Safeguard the Isenau ski area


Guest

/ #8

2011-07-25 19:06

In terms of ski pass revenues, most second home owners bring friends with them to the village on numerous trips throughout the ski season. Those friends buy ski passes for the duration of their stay in the village, which directly injects capital into the lift system. Second home owners additionally provide regular support over the course of the year to shops and restaurants within the village, without which many of those enterprises would not survive.
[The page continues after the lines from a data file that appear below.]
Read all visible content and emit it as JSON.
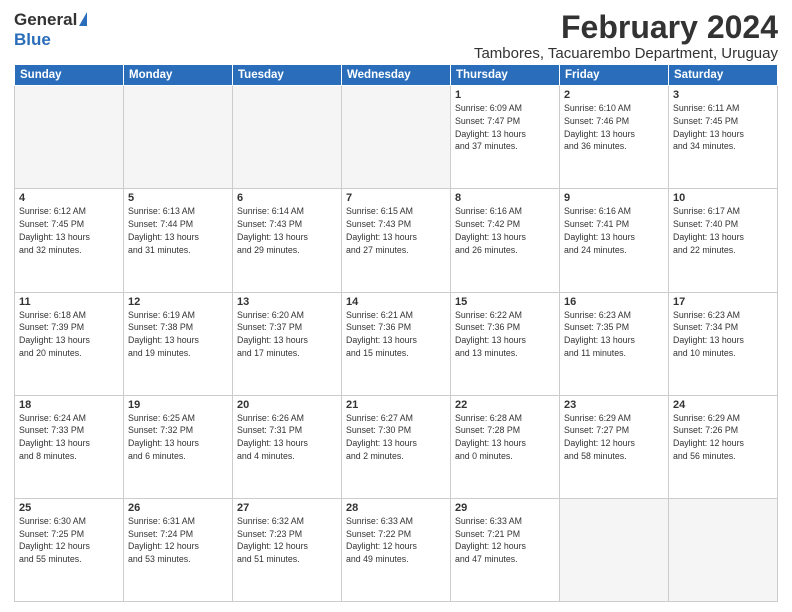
{
  "logo": {
    "general": "General",
    "blue": "Blue"
  },
  "title": "February 2024",
  "subtitle": "Tambores, Tacuarembo Department, Uruguay",
  "days_of_week": [
    "Sunday",
    "Monday",
    "Tuesday",
    "Wednesday",
    "Thursday",
    "Friday",
    "Saturday"
  ],
  "weeks": [
    [
      {
        "day": "",
        "info": ""
      },
      {
        "day": "",
        "info": ""
      },
      {
        "day": "",
        "info": ""
      },
      {
        "day": "",
        "info": ""
      },
      {
        "day": "1",
        "info": "Sunrise: 6:09 AM\nSunset: 7:47 PM\nDaylight: 13 hours\nand 37 minutes."
      },
      {
        "day": "2",
        "info": "Sunrise: 6:10 AM\nSunset: 7:46 PM\nDaylight: 13 hours\nand 36 minutes."
      },
      {
        "day": "3",
        "info": "Sunrise: 6:11 AM\nSunset: 7:45 PM\nDaylight: 13 hours\nand 34 minutes."
      }
    ],
    [
      {
        "day": "4",
        "info": "Sunrise: 6:12 AM\nSunset: 7:45 PM\nDaylight: 13 hours\nand 32 minutes."
      },
      {
        "day": "5",
        "info": "Sunrise: 6:13 AM\nSunset: 7:44 PM\nDaylight: 13 hours\nand 31 minutes."
      },
      {
        "day": "6",
        "info": "Sunrise: 6:14 AM\nSunset: 7:43 PM\nDaylight: 13 hours\nand 29 minutes."
      },
      {
        "day": "7",
        "info": "Sunrise: 6:15 AM\nSunset: 7:43 PM\nDaylight: 13 hours\nand 27 minutes."
      },
      {
        "day": "8",
        "info": "Sunrise: 6:16 AM\nSunset: 7:42 PM\nDaylight: 13 hours\nand 26 minutes."
      },
      {
        "day": "9",
        "info": "Sunrise: 6:16 AM\nSunset: 7:41 PM\nDaylight: 13 hours\nand 24 minutes."
      },
      {
        "day": "10",
        "info": "Sunrise: 6:17 AM\nSunset: 7:40 PM\nDaylight: 13 hours\nand 22 minutes."
      }
    ],
    [
      {
        "day": "11",
        "info": "Sunrise: 6:18 AM\nSunset: 7:39 PM\nDaylight: 13 hours\nand 20 minutes."
      },
      {
        "day": "12",
        "info": "Sunrise: 6:19 AM\nSunset: 7:38 PM\nDaylight: 13 hours\nand 19 minutes."
      },
      {
        "day": "13",
        "info": "Sunrise: 6:20 AM\nSunset: 7:37 PM\nDaylight: 13 hours\nand 17 minutes."
      },
      {
        "day": "14",
        "info": "Sunrise: 6:21 AM\nSunset: 7:36 PM\nDaylight: 13 hours\nand 15 minutes."
      },
      {
        "day": "15",
        "info": "Sunrise: 6:22 AM\nSunset: 7:36 PM\nDaylight: 13 hours\nand 13 minutes."
      },
      {
        "day": "16",
        "info": "Sunrise: 6:23 AM\nSunset: 7:35 PM\nDaylight: 13 hours\nand 11 minutes."
      },
      {
        "day": "17",
        "info": "Sunrise: 6:23 AM\nSunset: 7:34 PM\nDaylight: 13 hours\nand 10 minutes."
      }
    ],
    [
      {
        "day": "18",
        "info": "Sunrise: 6:24 AM\nSunset: 7:33 PM\nDaylight: 13 hours\nand 8 minutes."
      },
      {
        "day": "19",
        "info": "Sunrise: 6:25 AM\nSunset: 7:32 PM\nDaylight: 13 hours\nand 6 minutes."
      },
      {
        "day": "20",
        "info": "Sunrise: 6:26 AM\nSunset: 7:31 PM\nDaylight: 13 hours\nand 4 minutes."
      },
      {
        "day": "21",
        "info": "Sunrise: 6:27 AM\nSunset: 7:30 PM\nDaylight: 13 hours\nand 2 minutes."
      },
      {
        "day": "22",
        "info": "Sunrise: 6:28 AM\nSunset: 7:28 PM\nDaylight: 13 hours\nand 0 minutes."
      },
      {
        "day": "23",
        "info": "Sunrise: 6:29 AM\nSunset: 7:27 PM\nDaylight: 12 hours\nand 58 minutes."
      },
      {
        "day": "24",
        "info": "Sunrise: 6:29 AM\nSunset: 7:26 PM\nDaylight: 12 hours\nand 56 minutes."
      }
    ],
    [
      {
        "day": "25",
        "info": "Sunrise: 6:30 AM\nSunset: 7:25 PM\nDaylight: 12 hours\nand 55 minutes."
      },
      {
        "day": "26",
        "info": "Sunrise: 6:31 AM\nSunset: 7:24 PM\nDaylight: 12 hours\nand 53 minutes."
      },
      {
        "day": "27",
        "info": "Sunrise: 6:32 AM\nSunset: 7:23 PM\nDaylight: 12 hours\nand 51 minutes."
      },
      {
        "day": "28",
        "info": "Sunrise: 6:33 AM\nSunset: 7:22 PM\nDaylight: 12 hours\nand 49 minutes."
      },
      {
        "day": "29",
        "info": "Sunrise: 6:33 AM\nSunset: 7:21 PM\nDaylight: 12 hours\nand 47 minutes."
      },
      {
        "day": "",
        "info": ""
      },
      {
        "day": "",
        "info": ""
      }
    ]
  ]
}
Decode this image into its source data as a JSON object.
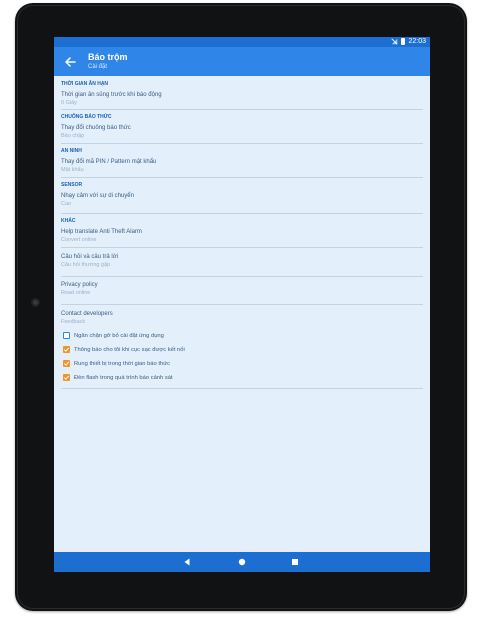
{
  "status_bar": {
    "time": "22:03"
  },
  "app_bar": {
    "title": "Báo trộm",
    "subtitle": "Cài đặt"
  },
  "sections": {
    "time": {
      "category": "Thời gian ân hạn",
      "item_title": "Thời gian ân sủng trước khi báo động",
      "item_sub": "0 Giây"
    },
    "bell": {
      "category": "Chuông báo thức",
      "item_title": "Thay đổi chuông báo thức",
      "item_sub": "Báo chập"
    },
    "security": {
      "category": "An ninh",
      "item_title": "Thay đổi mã PIN / Pattern mật khẩu",
      "item_sub": "Mật khẩu"
    },
    "sensor": {
      "category": "Sensor",
      "item_title": "Nhạy cảm với sự di chuyển",
      "item_sub": "Cao"
    },
    "other": {
      "category": "Khác",
      "items": [
        {
          "title": "Help translate Anti Theft Alarm",
          "sub": "Convert online"
        },
        {
          "title": "Câu hỏi và câu trả lời",
          "sub": "Câu hỏi thường gặp"
        },
        {
          "title": "Privacy policy",
          "sub": "Read online"
        },
        {
          "title": "Contact developers",
          "sub": "Feedback"
        }
      ]
    }
  },
  "checkboxes": [
    {
      "label": "Ngăn chặn gỡ bỏ cài đặt ứng dụng",
      "checked": false
    },
    {
      "label": "Thông báo cho tôi khi cục sạc được kết nối",
      "checked": true
    },
    {
      "label": "Rung thiết bị trong thời gian báo thức",
      "checked": true
    },
    {
      "label": "Đèn flash trong quá trình báo cảnh sát",
      "checked": true
    }
  ],
  "colors": {
    "accent": "#2f86e8",
    "status_bar": "#1c6fd0",
    "checkbox_checked": "#f0932b",
    "background": "#e3f0fc"
  }
}
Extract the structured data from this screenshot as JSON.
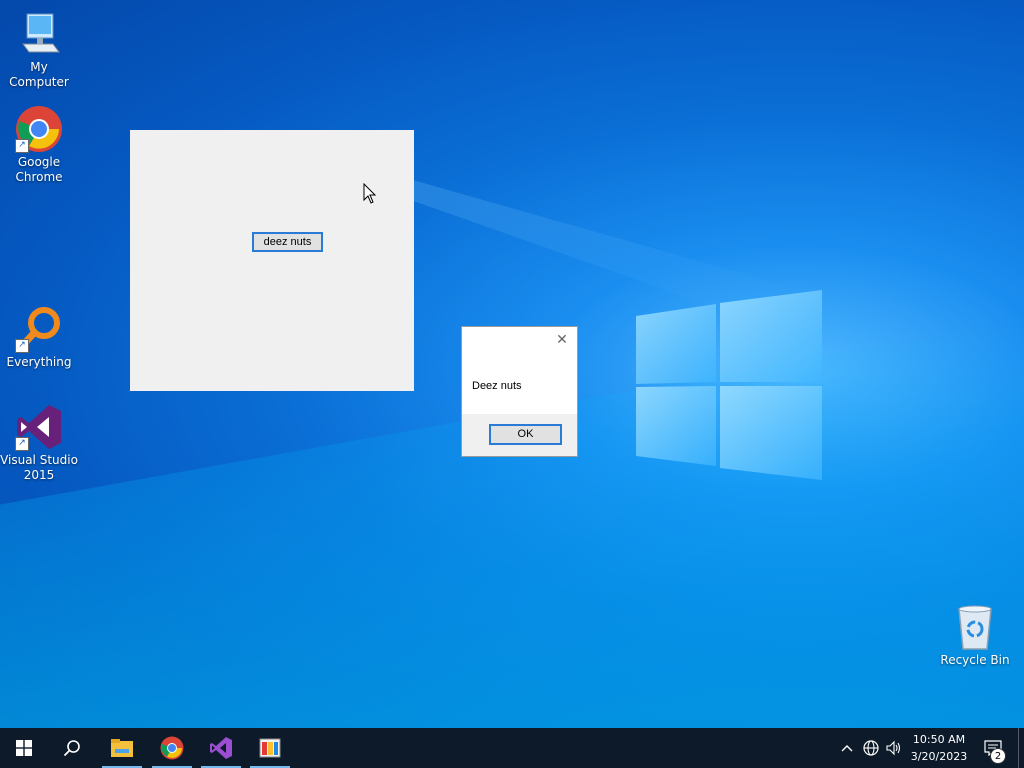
{
  "desktop": {
    "icons": [
      {
        "label": "My Computer",
        "icon": "computer-icon"
      },
      {
        "label": "Google Chrome",
        "icon": "chrome-icon"
      },
      {
        "label": "Everything",
        "icon": "everything-search-icon"
      },
      {
        "label": "Visual Studio 2015",
        "icon": "visual-studio-icon"
      },
      {
        "label": "Recycle Bin",
        "icon": "recycle-bin-icon"
      }
    ]
  },
  "app_window": {
    "button_label": "deez nuts",
    "background": "#f0f0f0"
  },
  "message_box": {
    "text": "Deez nuts",
    "ok_label": "OK",
    "close_icon": "close-icon"
  },
  "taskbar": {
    "items": [
      {
        "icon": "start-icon"
      },
      {
        "icon": "search-icon"
      },
      {
        "icon": "file-explorer-icon"
      },
      {
        "icon": "chrome-icon"
      },
      {
        "icon": "visual-studio-icon"
      },
      {
        "icon": "app-window-icon"
      }
    ],
    "tray": {
      "time": "10:50 AM",
      "date": "3/20/2023",
      "notification_count": "2"
    }
  },
  "colors": {
    "accent": "#2a7bd4",
    "taskbar": "#0c1a2a",
    "desktop": "#0a6fd6"
  }
}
The loss of hotel beds in concerning. However at present lack of demand for hotel beds is likely to be largely due to the strength of the Swiss franc against other currencies (in January 2008 the rate was CHF2.40 to the British Pound, it is now CHF1.30). In order to compete with other resorts inside and outside Switzerland Les Diablerets ultimately requires investment in the form of a very high quality 5 star hotel and spa. This would bring in a different kind of visitor who would spend a great deal of money in the village and who would be less affected by the state of both the World and the Swiss economy, which is outside the control of the regional government. The ski area is excellent but during such grave economic times to see the closure of the telecabine would likely be a blow from which the village would never recover. Not only would this see a loss of hotel beds but also a mass exodus of second home owners who currently support the village economy. A Les Mosses scenario is by no means out of the question if the telecabine is not replaced.
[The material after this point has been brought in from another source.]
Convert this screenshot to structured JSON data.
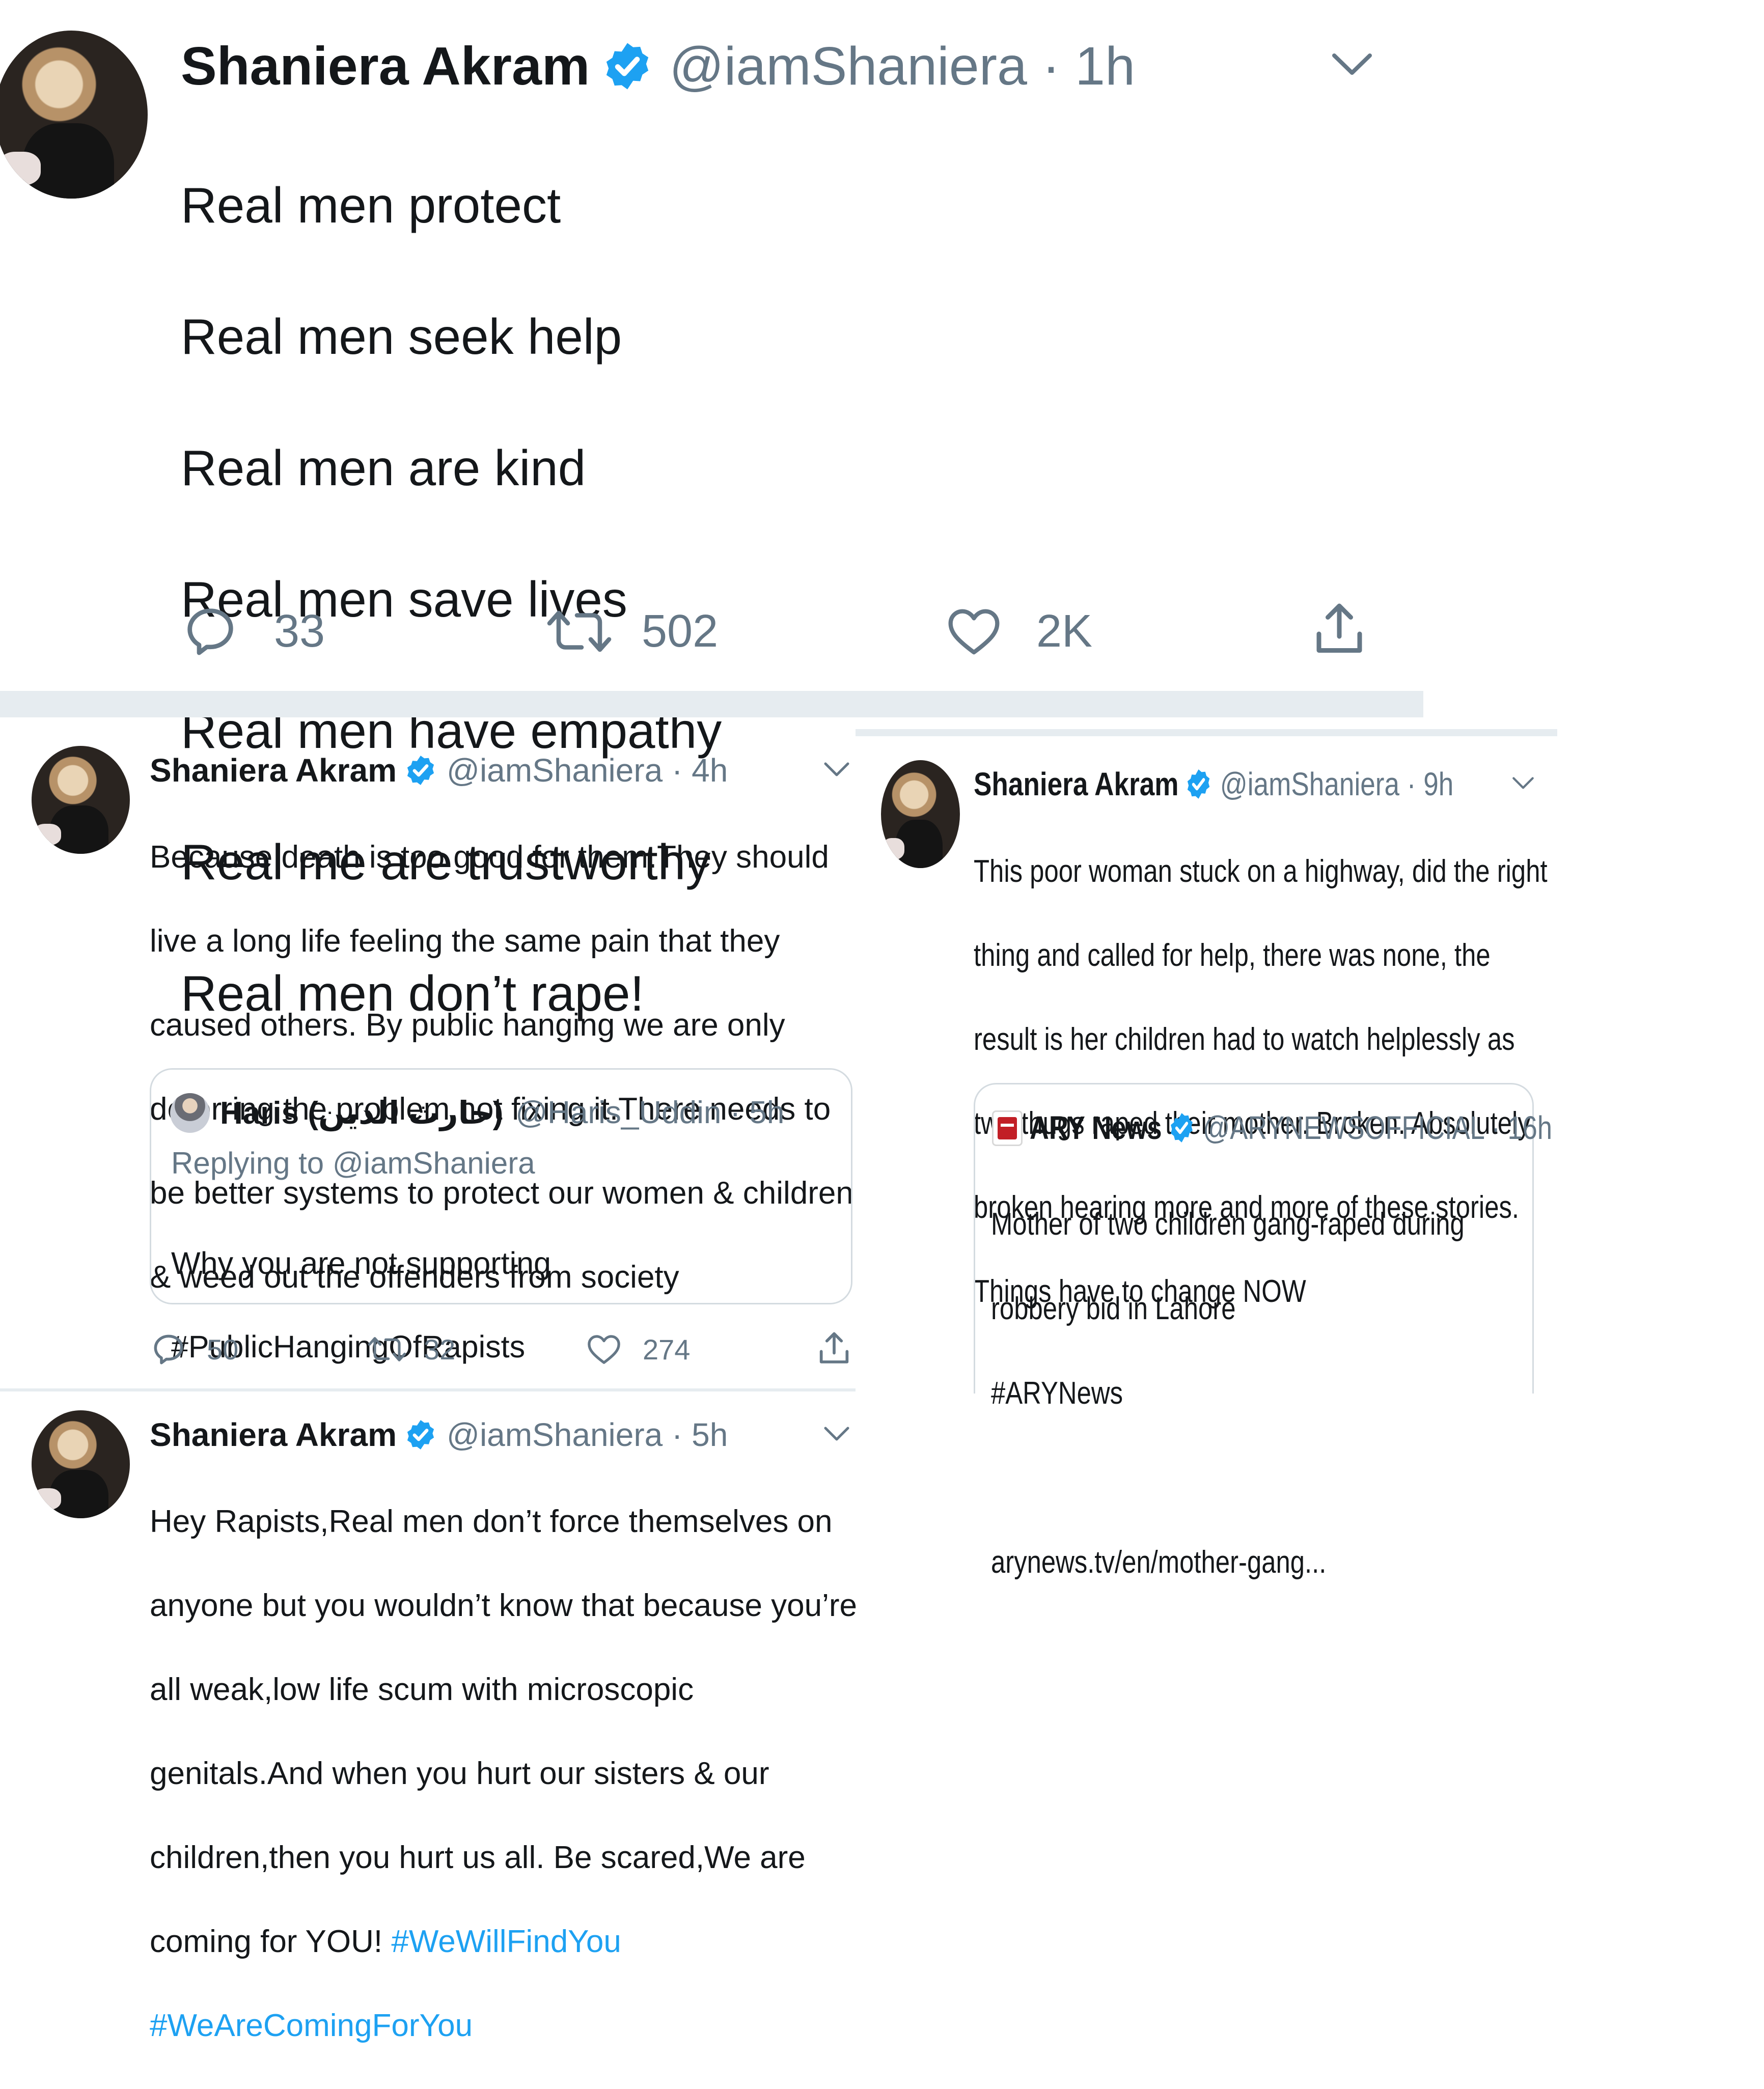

In terms of government support, the local authorities must be aware of the significant tax revenues that are raised from second home owners in the village, taxes that have risen very significantly in recent years. This money must be reinvested in the infrastructure of Les Diablerets, including the Isenau telecabine, which is vital to the village's economy and its future survival.
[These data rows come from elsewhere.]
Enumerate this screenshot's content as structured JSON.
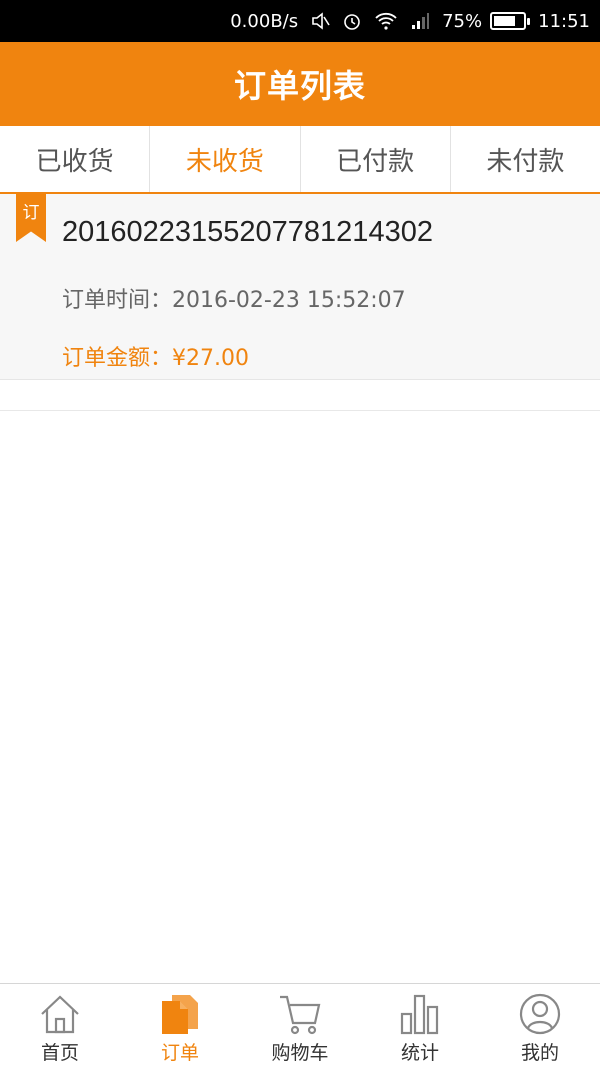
{
  "status_bar": {
    "speed": "0.00B/s",
    "battery": "75%",
    "time": "11:51",
    "battery_level": 0.75
  },
  "header": {
    "title": "订单列表"
  },
  "tabs": [
    {
      "label": "已收货",
      "active": false
    },
    {
      "label": "未收货",
      "active": true
    },
    {
      "label": "已付款",
      "active": false
    },
    {
      "label": "未付款",
      "active": false
    }
  ],
  "orders": [
    {
      "badge": "订",
      "number": "20160223155207781214302",
      "time": "订单时间：2016-02-23 15:52:07",
      "amount": "订单金额：¥27.00"
    }
  ],
  "bottom_nav": [
    {
      "label": "首页",
      "icon": "home-icon",
      "active": false
    },
    {
      "label": "订单",
      "icon": "document-icon",
      "active": true
    },
    {
      "label": "购物车",
      "icon": "cart-icon",
      "active": false
    },
    {
      "label": "统计",
      "icon": "bar-chart-icon",
      "active": false
    },
    {
      "label": "我的",
      "icon": "user-icon",
      "active": false
    }
  ],
  "colors": {
    "accent": "#f0840f",
    "text": "#222222",
    "muted": "#666666"
  }
}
Incidentally, the original scheme, to extend the telecabine to Pillon, would have propelled the village to a different level of attraction as a resort, as it would have linked the village by lift with skiing at 3000 metres. This would in and of itself have placed the village in a position where it would have had the prospects to obtain the necessary funding to build new hotels etc. Those who objected to this scheme must be answerable to the rest of the village's residents, primary and secondary, in terms of the effect that blocking that scheme may now have on the future of the resort. To the extent possible the viability of the original scheme should be revisited.